Fächerübergreifende Zusammenarbeit gefragt
Interdisziplinarität ist allein deshalb schon von essentieller Bedeutung, weil viele Seltene Erkrankungen mehrere Organe betreffen. „Beispielsweise ist bei Patienten mit Hypophosphatasie die Kooperation von Orthopäden, Rheumatologen, Kinderärzten, Endokrinologen, Genetikern, Zahnärzten, Augenärzten, Nierenexperten und pädiatrische Neurochirurgen gefragt ein Leistungsspektrum, das nur an großen klinischen Zentren der Maximalversorgung, wie dem UKW, erbracht werden kann“, schildert Gerald Brandt, 1. Vorsitzender des Vereins Hypophosphatasie Deutschland. Hypophosphatasie ist eine angeborene Erkrankung des Knochen- und Mineralstoffwechsels. Laut Gerald Brandt werden schon seit Jahrzehnten Menschen mit Seltenen Erkrankungen am Würzburger Universitätsklinikum betreut, wobei enorme Kompetenzen entwickelt wurden. „Einige der hiesigen Medizinerinnen und Mediziner zählen auf ihren Gebieten zur Weltspitze“, betont Brandt.

Auch für Patienten mit unklarer Diagnose
Sollte für eine bestimmte der insgesamt bis zu 8.000 bekannten Seltenen Erkrankungen nur an einem anderen deutschen Zentrum eine spezialisierte Betreuung möglich sein, vermittelt das ZESE Würzburg den entsprechenden Kontakt. „Auch Patienten mit einer unklaren Diagnose können sich jederzeit an das ZESE als zentrale Anlaufstelle wenden“, unterstreicht Prof. Hebestreit. Nach Sichtung der Unterlagen durch mehrere Experten unterschiedlicher Fachbereiche bietet das ZESE eine Vorstellung in einer Ambulanz für unklare Diagnosen an.

Forschen, ausbilden, informieren
Das Würzburger Zentrum für Seltene Erkrankungen unterstützt ferner die wissenschaftlichen Aktivitäten zur Klärung der Ursachen Seltener Erkrankungen. „Außerdem wird es in Zukunft Forschungsprojekte geben, die sich mit der Verbesserung der Versorgung von Betroffenen und deren Familien beschäftigen“, kündigt Dr. Schweitzer an.
Das Zentrum für Seltene Erkrankungen fördert zudem die studentische Ausbildung sowie die Fort- und Weiterbildung von Ärzten.
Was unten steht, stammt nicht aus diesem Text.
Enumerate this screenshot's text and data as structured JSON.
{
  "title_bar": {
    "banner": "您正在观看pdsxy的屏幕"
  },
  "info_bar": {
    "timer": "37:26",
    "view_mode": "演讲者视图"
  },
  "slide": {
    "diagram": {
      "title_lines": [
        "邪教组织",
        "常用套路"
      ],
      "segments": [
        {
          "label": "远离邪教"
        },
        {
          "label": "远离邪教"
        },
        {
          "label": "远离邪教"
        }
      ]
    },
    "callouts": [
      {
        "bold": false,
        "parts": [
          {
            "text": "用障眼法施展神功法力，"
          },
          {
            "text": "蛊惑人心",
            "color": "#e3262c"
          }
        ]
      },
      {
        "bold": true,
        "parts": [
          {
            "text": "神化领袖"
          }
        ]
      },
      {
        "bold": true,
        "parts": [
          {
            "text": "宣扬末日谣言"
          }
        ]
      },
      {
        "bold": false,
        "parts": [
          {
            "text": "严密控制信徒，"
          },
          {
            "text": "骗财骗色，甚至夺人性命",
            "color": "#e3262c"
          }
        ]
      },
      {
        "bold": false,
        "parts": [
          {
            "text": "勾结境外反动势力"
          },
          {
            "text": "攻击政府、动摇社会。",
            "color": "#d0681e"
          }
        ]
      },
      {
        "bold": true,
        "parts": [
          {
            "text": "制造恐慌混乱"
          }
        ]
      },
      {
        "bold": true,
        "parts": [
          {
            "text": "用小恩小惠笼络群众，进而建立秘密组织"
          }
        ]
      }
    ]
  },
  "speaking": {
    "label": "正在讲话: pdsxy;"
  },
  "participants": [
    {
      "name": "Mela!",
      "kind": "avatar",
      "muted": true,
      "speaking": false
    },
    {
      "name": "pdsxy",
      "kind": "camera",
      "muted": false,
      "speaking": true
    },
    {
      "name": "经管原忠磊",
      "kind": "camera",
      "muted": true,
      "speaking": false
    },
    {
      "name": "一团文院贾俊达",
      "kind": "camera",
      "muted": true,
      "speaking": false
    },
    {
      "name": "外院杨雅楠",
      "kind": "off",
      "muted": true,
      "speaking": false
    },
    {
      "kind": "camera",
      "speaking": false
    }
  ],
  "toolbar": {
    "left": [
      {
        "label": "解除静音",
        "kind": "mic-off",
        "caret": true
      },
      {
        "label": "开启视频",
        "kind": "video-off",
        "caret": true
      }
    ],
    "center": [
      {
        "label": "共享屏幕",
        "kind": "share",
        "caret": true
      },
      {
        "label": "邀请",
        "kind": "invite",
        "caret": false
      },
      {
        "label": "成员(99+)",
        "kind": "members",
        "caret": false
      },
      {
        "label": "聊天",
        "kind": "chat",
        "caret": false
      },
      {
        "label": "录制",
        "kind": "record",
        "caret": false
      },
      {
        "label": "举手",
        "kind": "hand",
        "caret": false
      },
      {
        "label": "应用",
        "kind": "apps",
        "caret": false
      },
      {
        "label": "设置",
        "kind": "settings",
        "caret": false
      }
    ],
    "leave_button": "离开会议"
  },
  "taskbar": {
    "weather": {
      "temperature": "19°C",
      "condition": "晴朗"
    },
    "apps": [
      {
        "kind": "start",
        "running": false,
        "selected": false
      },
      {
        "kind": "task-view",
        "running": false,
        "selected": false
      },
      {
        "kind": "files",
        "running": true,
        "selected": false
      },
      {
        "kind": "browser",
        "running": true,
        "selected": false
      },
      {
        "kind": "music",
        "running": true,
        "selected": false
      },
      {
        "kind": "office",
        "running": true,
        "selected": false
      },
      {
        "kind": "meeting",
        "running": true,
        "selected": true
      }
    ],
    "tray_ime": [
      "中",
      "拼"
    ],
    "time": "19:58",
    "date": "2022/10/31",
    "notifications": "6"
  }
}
Auch für Betroffene und ihre Angehörigen sowie therapeutisch Tätige unterschiedlicher Gesundheitsberufe werden krankheitsspezifische Fortbildungen angeboten. Details hierzu finden sich unter www.zese.ukw.de, Rubik „Veranstaltungskalender“. Hier kann auch das detaillierte Programm des Aktionstags am 28. Februar 2015 abgerufen werden.